FIU's 'Walk On Water' Competition Celebrates 30 Years Of Design Shenanigans
There weren’t just ducks swimming in the lake at Florida International University's main campus this week.
FIU just held its 30th annual ‘Walk On Water’ Competition, where architecture students from FIU and Palm Beach State College design and construct so-called “shoes” to help them float to the finish line and cross a 175-foot lake.
Over 60 students waddled across the lake that many have tried, and failed to cross since the competition began in 1989. FIU’s College of Communication, Architecture and the Arts — or CARTA — puts on the competition each year. Winners can walk away with up to two thousand dollars in scholarship money.
This year, it was Team Palm, with student Armam Alaverdian also earning an extra thousand dollars by establishing a new record when he crossed in less than one minute and one second.
But to get an A on the assignment, teams from FIU and Palm Beach State College had to make it to the finish line.
It’s time for the 30th annual @FIU Walk On Water competition! 60 architecture students design and construct these “shoes” out of plywood & styrofoam that will allow them to walk across the 175-foot duck lake. $2,000 in scholarship money is at stake. @WLRN reports pic.twitter.com/nBbRkIYjDs— Lily Oppenheimer (@LilyOppenheimer) November 7, 2019
Second year architecture student Barbara Camelia raced for her team, Sushi Flow. She was one of the last ones to finish, and collapsed, triumphant, on the side of the lake.
Gasping for air and covered in muck, she said she had to get that A.
“At the beginning I was like, oh my God it broke,” Camelia said.
“I couldn’t stand up.”
She spent about 15 extra minutes in the middle of the lake, with hundreds of people cheering her to keep going.
But it’s a lot harder than it looks, according to Sushi Flow.
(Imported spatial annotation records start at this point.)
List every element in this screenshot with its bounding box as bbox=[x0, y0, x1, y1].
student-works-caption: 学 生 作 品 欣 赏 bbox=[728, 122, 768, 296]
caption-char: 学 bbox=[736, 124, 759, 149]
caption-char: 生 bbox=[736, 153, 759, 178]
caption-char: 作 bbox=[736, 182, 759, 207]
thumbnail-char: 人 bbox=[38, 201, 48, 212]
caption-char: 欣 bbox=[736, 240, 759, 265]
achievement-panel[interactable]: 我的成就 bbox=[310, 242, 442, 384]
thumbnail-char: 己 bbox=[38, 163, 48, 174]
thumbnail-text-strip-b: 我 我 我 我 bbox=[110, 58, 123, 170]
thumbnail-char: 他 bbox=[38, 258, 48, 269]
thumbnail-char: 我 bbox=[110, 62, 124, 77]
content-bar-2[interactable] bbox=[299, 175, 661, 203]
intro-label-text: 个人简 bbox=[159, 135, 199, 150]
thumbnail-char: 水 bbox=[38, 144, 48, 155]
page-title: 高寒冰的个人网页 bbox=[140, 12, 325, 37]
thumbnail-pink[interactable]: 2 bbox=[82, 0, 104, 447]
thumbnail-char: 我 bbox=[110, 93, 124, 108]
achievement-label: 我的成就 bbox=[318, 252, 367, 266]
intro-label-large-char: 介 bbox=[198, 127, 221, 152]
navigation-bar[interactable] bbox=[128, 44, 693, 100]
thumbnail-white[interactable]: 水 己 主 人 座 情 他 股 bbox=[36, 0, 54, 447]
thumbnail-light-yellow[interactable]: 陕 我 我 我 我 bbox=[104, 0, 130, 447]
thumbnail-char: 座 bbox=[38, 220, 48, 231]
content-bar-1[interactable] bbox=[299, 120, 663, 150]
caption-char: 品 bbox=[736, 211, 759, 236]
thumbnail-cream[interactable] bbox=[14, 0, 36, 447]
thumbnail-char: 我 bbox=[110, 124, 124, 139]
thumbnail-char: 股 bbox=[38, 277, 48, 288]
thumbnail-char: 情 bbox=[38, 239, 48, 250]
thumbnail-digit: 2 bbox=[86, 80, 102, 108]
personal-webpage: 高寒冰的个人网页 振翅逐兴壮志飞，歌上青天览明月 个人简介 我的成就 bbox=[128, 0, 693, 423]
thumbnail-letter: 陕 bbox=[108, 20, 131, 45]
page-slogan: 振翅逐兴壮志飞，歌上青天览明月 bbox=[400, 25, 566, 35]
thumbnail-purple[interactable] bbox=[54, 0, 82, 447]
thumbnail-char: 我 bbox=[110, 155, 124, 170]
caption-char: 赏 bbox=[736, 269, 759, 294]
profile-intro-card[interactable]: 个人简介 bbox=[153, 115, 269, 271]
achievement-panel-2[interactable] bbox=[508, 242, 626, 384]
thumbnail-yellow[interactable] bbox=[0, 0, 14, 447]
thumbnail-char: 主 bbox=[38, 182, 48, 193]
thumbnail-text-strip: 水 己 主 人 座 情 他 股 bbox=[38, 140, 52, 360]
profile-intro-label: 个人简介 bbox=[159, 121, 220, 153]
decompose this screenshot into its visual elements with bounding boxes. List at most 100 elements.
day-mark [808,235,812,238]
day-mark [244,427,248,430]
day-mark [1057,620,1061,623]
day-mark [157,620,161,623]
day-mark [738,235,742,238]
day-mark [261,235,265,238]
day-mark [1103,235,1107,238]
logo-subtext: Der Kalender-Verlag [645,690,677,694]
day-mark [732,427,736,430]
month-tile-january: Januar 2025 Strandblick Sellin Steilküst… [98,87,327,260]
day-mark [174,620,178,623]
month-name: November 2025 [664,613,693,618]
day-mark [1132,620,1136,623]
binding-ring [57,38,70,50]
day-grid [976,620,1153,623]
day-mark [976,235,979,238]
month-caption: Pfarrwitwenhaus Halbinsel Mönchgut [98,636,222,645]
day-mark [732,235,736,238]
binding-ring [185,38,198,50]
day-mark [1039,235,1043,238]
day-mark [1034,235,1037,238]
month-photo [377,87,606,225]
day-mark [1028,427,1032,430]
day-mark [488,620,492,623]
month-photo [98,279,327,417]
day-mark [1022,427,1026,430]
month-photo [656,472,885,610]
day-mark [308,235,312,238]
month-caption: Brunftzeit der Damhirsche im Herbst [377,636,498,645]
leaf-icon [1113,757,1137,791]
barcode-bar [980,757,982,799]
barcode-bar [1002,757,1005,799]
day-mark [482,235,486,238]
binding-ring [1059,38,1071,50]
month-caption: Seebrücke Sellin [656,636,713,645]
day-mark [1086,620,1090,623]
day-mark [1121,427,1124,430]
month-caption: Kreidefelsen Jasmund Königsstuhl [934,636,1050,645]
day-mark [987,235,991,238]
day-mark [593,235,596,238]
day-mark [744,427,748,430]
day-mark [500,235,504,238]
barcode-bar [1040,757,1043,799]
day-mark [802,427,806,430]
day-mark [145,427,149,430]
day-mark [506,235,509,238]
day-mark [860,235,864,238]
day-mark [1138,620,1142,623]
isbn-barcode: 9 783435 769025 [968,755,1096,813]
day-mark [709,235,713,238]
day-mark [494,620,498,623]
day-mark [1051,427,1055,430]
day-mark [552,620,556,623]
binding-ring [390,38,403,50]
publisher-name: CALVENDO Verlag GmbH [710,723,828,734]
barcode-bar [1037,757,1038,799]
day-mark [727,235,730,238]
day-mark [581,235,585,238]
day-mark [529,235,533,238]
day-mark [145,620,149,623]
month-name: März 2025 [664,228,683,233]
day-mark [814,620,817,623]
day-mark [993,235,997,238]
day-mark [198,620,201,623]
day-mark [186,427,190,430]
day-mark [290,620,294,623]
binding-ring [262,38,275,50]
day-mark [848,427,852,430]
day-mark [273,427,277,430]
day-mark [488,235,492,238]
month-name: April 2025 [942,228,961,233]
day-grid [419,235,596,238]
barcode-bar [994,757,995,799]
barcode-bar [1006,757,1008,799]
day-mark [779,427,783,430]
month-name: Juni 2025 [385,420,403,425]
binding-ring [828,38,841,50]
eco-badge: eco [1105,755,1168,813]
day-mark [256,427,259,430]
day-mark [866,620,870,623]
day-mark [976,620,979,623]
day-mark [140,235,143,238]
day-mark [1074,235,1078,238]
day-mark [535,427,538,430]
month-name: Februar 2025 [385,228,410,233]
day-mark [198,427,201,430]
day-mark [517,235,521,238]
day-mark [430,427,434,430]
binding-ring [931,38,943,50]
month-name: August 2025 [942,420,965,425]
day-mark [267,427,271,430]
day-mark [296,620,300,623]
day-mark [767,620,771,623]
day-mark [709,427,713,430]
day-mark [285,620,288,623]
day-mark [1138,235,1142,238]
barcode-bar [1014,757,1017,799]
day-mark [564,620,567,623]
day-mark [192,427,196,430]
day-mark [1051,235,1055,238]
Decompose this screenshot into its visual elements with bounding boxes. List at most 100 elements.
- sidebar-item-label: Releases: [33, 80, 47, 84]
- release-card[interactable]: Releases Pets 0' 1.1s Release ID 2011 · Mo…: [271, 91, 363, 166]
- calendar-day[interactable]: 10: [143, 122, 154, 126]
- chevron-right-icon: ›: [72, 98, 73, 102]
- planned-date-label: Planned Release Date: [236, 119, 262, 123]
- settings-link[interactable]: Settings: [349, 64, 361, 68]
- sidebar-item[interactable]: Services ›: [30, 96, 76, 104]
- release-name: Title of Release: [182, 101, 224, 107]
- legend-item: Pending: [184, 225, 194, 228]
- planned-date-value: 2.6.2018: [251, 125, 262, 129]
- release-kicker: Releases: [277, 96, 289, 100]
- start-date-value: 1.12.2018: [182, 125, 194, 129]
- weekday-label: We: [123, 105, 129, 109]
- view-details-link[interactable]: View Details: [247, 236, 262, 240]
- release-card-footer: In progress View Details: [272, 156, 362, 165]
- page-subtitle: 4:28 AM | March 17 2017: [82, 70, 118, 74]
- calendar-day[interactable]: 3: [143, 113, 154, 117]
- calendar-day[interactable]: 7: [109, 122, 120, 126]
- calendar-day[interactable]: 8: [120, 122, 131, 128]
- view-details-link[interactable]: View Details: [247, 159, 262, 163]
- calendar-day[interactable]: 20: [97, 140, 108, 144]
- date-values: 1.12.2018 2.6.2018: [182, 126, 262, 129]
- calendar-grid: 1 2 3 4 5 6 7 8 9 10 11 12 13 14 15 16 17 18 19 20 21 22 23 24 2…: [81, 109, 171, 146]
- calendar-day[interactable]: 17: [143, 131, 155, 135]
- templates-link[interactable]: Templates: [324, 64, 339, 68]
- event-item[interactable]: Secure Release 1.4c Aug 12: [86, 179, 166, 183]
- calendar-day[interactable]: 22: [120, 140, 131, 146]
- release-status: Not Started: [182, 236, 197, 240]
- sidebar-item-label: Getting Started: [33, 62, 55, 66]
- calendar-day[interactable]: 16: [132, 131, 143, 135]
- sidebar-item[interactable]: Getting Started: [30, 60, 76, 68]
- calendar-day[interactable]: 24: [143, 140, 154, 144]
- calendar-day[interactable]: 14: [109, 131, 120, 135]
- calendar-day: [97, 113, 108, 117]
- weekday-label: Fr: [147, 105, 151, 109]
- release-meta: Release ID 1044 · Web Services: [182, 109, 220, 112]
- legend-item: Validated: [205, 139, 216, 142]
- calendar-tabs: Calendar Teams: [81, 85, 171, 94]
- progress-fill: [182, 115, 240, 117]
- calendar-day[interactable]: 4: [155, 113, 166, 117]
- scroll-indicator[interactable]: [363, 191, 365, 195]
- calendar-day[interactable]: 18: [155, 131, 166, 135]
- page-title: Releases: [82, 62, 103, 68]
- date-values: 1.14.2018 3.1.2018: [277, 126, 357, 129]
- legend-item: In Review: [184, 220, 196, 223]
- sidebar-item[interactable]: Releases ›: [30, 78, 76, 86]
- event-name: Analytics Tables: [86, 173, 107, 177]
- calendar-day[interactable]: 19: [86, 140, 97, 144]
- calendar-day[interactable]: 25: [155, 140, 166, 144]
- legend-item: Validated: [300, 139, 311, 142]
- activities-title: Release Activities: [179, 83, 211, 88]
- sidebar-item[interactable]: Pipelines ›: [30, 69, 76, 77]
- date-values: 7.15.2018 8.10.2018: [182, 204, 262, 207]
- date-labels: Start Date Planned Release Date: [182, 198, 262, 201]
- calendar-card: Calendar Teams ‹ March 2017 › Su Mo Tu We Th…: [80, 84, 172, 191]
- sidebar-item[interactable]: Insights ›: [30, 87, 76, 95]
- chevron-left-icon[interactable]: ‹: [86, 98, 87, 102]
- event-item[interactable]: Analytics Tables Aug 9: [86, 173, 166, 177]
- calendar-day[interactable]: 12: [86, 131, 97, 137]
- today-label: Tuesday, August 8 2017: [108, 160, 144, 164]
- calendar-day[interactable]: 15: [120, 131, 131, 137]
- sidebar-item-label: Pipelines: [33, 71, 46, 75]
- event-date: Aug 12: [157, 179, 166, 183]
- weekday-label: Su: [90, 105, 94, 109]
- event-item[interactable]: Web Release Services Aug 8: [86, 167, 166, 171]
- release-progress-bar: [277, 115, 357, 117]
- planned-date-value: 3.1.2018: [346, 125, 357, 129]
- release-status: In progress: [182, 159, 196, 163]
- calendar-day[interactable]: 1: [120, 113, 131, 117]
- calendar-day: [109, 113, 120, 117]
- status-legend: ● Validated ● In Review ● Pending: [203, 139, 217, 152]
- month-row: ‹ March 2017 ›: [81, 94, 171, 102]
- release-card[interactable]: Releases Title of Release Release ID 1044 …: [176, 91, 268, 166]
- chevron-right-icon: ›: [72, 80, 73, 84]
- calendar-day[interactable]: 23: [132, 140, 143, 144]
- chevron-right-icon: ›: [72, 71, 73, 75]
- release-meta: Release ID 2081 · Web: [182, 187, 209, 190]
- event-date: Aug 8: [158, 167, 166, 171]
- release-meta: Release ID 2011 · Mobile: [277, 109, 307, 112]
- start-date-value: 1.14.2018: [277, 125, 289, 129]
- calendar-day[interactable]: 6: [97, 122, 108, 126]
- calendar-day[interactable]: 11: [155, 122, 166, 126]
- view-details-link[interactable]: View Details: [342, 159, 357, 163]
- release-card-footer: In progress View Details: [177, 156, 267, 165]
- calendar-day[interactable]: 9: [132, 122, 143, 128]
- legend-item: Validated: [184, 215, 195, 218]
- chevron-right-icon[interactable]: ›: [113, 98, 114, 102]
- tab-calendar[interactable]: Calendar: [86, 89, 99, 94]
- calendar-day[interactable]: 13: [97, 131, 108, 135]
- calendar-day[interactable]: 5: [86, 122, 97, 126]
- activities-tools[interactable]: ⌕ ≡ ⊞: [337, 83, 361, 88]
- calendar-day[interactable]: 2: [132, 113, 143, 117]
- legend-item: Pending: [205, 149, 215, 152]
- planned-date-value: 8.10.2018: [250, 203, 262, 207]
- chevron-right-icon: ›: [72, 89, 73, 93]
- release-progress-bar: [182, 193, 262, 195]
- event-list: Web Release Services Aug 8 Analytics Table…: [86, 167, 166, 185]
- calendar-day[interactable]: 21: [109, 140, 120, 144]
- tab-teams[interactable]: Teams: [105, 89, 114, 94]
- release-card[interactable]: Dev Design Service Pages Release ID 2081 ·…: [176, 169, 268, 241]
All the teams were limited in materials and design structure, with most of the shoes constructed from styrofoam, plywood, duct tape and PVC pipe.
To honor the legends that either sank, swam or floated all these years, FIU also opened up a temporary exhibit with newspaper clippings going all the way back to the beginning. You can visit the exhibit on FIU’s Modesto A. Maidique Campus in the Paul L. Cejas Architecture Building.